1946 yılında Ankara Devlet Konservatuarı kompozisyon ve modal müzik öğretmenliğine atandı.

Sanatçının başarıları üzerine 1948’de İnönü Armağanı, 1949’da Fransa Milli Eğitim Bakanlığın’ca Akademik Nişan, 1950’de Akademi Madalya’sı, 1951’de İtalya Hükümetince, 1.Nişan ve Uluslararası Müzik Sosyetesi'nden Sibelius Bestecilik madalyası verildi.

1971'de yürürlüğe giren Devlet Sanatçılığı Kanunu çerçevesinde ilk Devlet Sanatçısı unvanı Adnan Saygun'a verilmiştir. 1981’de Atatürk Sanat Armağanı ve 1985’te “Sanatçı Profesör” unvanı verildi.

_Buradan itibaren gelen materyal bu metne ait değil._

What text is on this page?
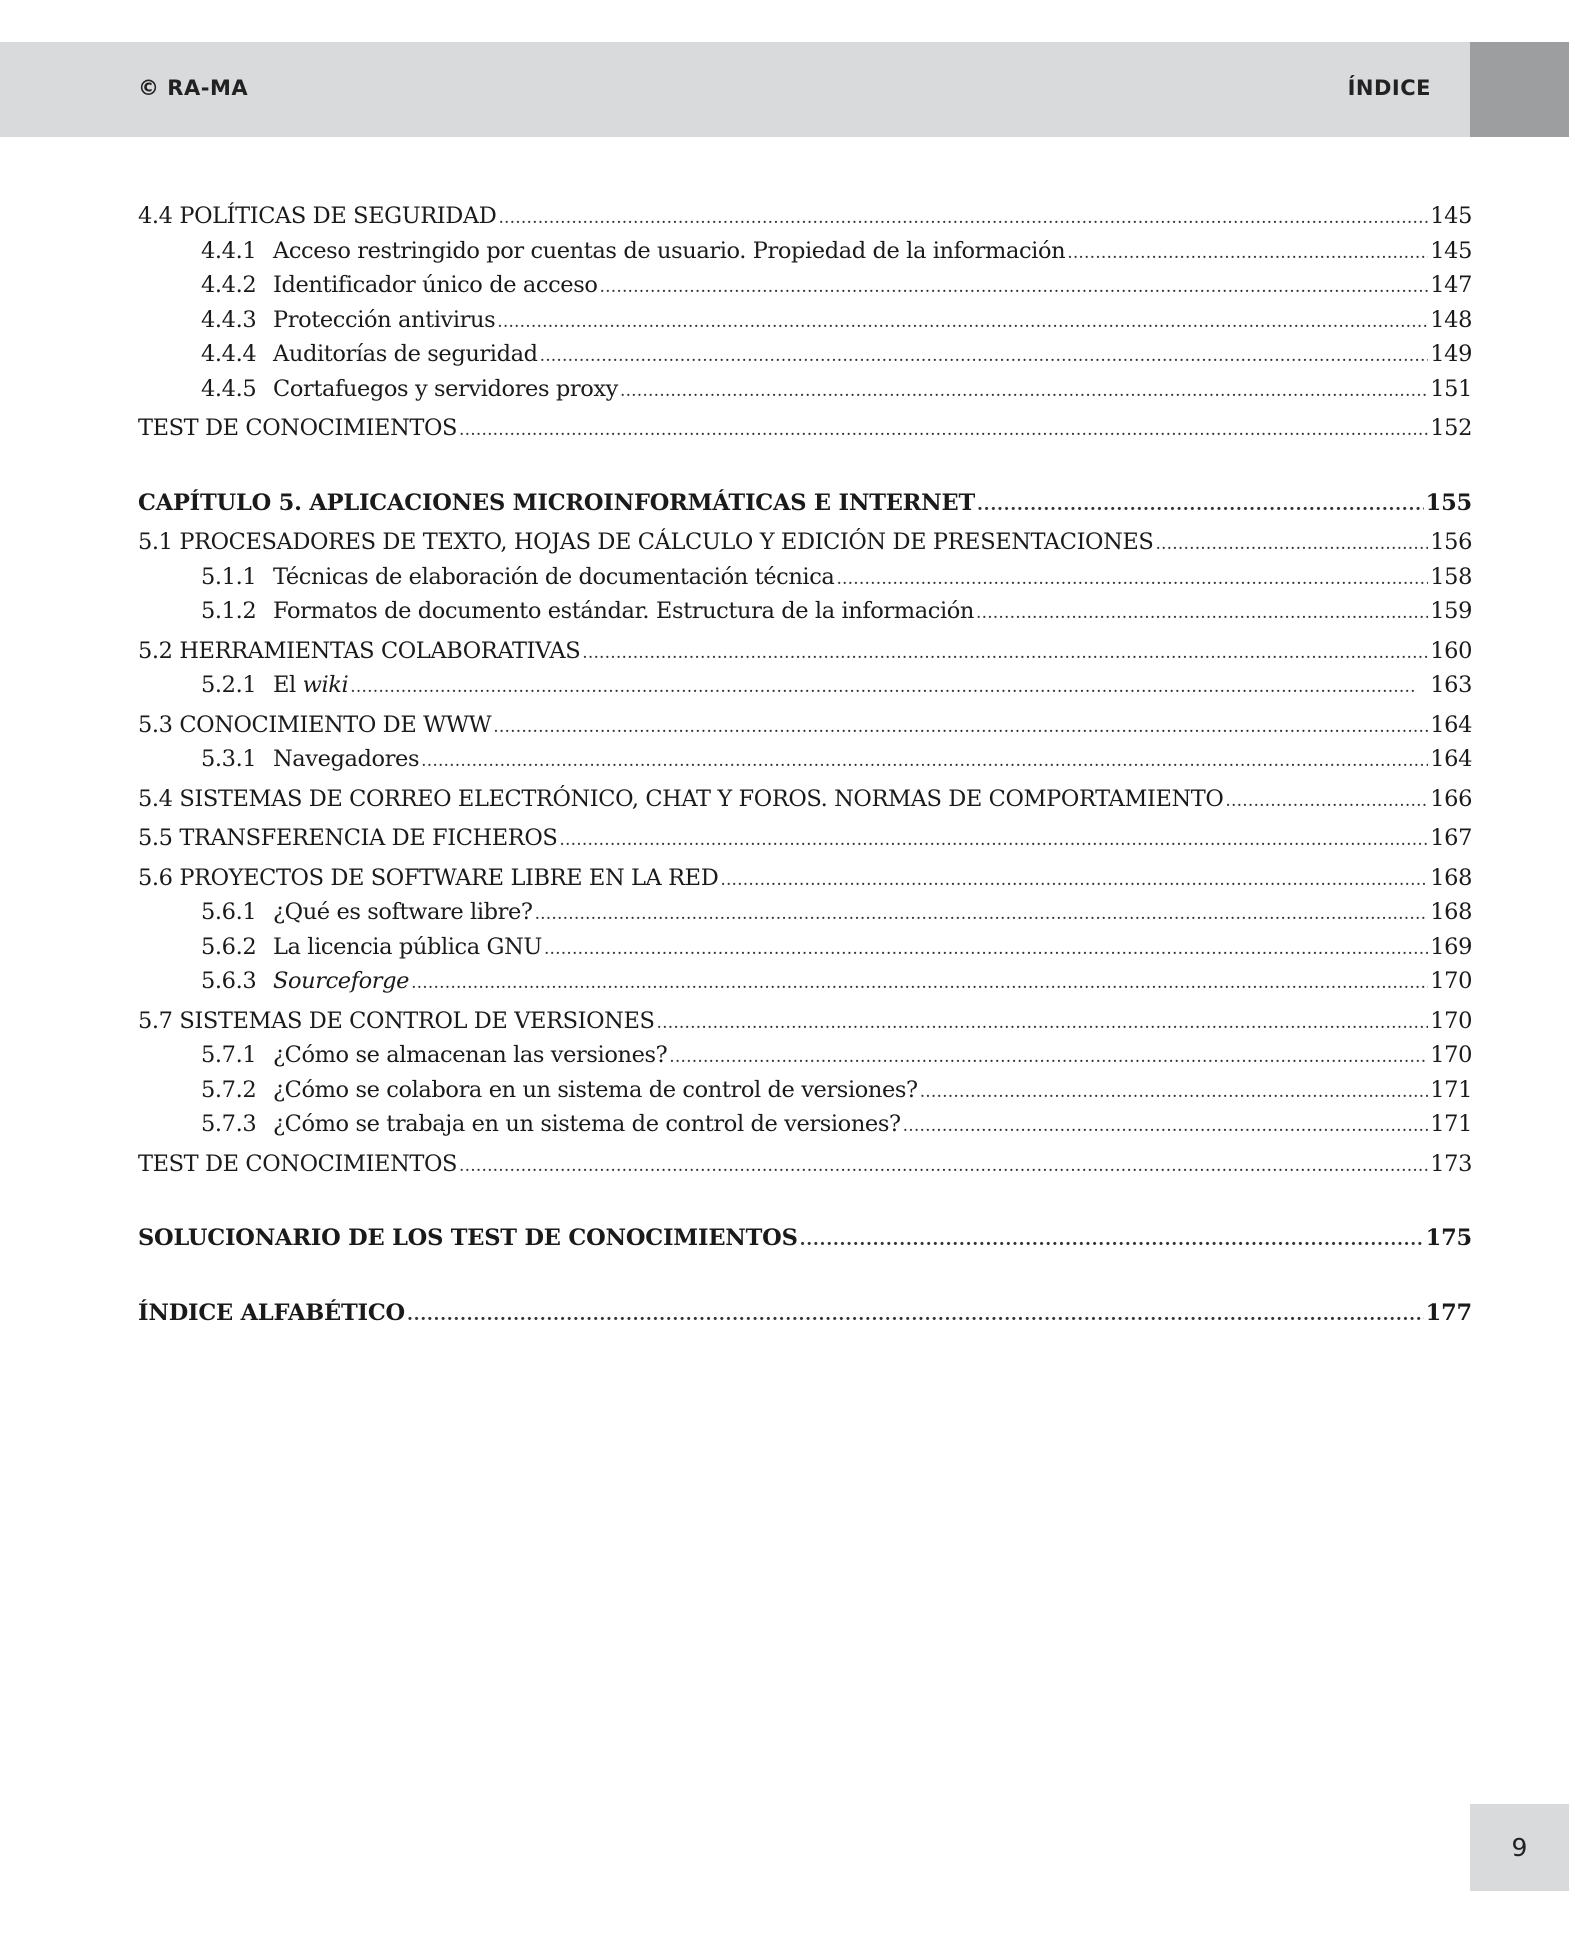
© RA-MA	ÍNDICE
4.4 POLÍTICAS DE SEGURIDAD . . .	145
4.4.1 Acceso restringido por cuentas de usuario. Propiedad de la información . . .	145
4.4.2 Identificador único de acceso . . .	147
4.4.3 Protección antivirus . . .	148
4.4.4 Auditorías de seguridad . . .	149
4.4.5 Cortafuegos y servidores proxy . . .	151
TEST DE CONOCIMIENTOS . . .	152
CAPÍTULO 5. APLICACIONES MICROINFORMÁTICAS E INTERNET . . .	155
5.1 PROCESADORES DE TEXTO, HOJAS DE CÁLCULO Y EDICIÓN DE PRESENTACIONES . . .	156
5.1.1 Técnicas de elaboración de documentación técnica . . .	158
5.1.2 Formatos de documento estándar. Estructura de la información . . .	159
5.2 HERRAMIENTAS COLABORATIVAS . . .	160
5.2.1 El wiki . . .	163
5.3 CONOCIMIENTO DE WWW . . .	164
5.3.1 Navegadores . . .	164
5.4 SISTEMAS DE CORREO ELECTRÓNICO, CHAT Y FOROS. NORMAS DE COMPORTAMIENTO . . .	166
5.5 TRANSFERENCIA DE FICHEROS . . .	167
5.6 PROYECTOS DE SOFTWARE LIBRE EN LA RED . . .	168
5.6.1 ¿Qué es software libre? . . .	168
5.6.2 La licencia pública GNU . . .	169
5.6.3 Sourceforge . . .	170
5.7 SISTEMAS DE CONTROL DE VERSIONES . . .	170
5.7.1 ¿Cómo se almacenan las versiones? . . .	170
5.7.2 ¿Cómo se colabora en un sistema de control de versiones? . . .	171
5.7.3 ¿Cómo se trabaja en un sistema de control de versiones? . . .	171
TEST DE CONOCIMIENTOS . . .	173
SOLUCIONARIO DE LOS TEST DE CONOCIMIENTOS . . .	175
ÍNDICE ALFABÉTICO . . .	177
9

Türk Beşleri arasında yer alan Adnan Saygun, Türk halk ve sanat müziklerinin etkilerini taşıyan yapıtlarında romantik estetiğe bağlı kaldı.(Türk beşlerindekiler: Ulvi Cemal Erkin, Cemal Reşit Rey, Hasan Ferit Alnar, Necil Kazım Akses)

Bir konser için Ankara'ya gelen ve sonradan Nilüfer adını alan Budapşete Kadın Orkestrası üyelerinden Macar asıllı Irén Szalai ile 1940 yılında evlenmiştir, çiftin çocuğu olmamıştır.

6 Ocak 1991 tarihinde İstanbul’da hayatını kaybetti.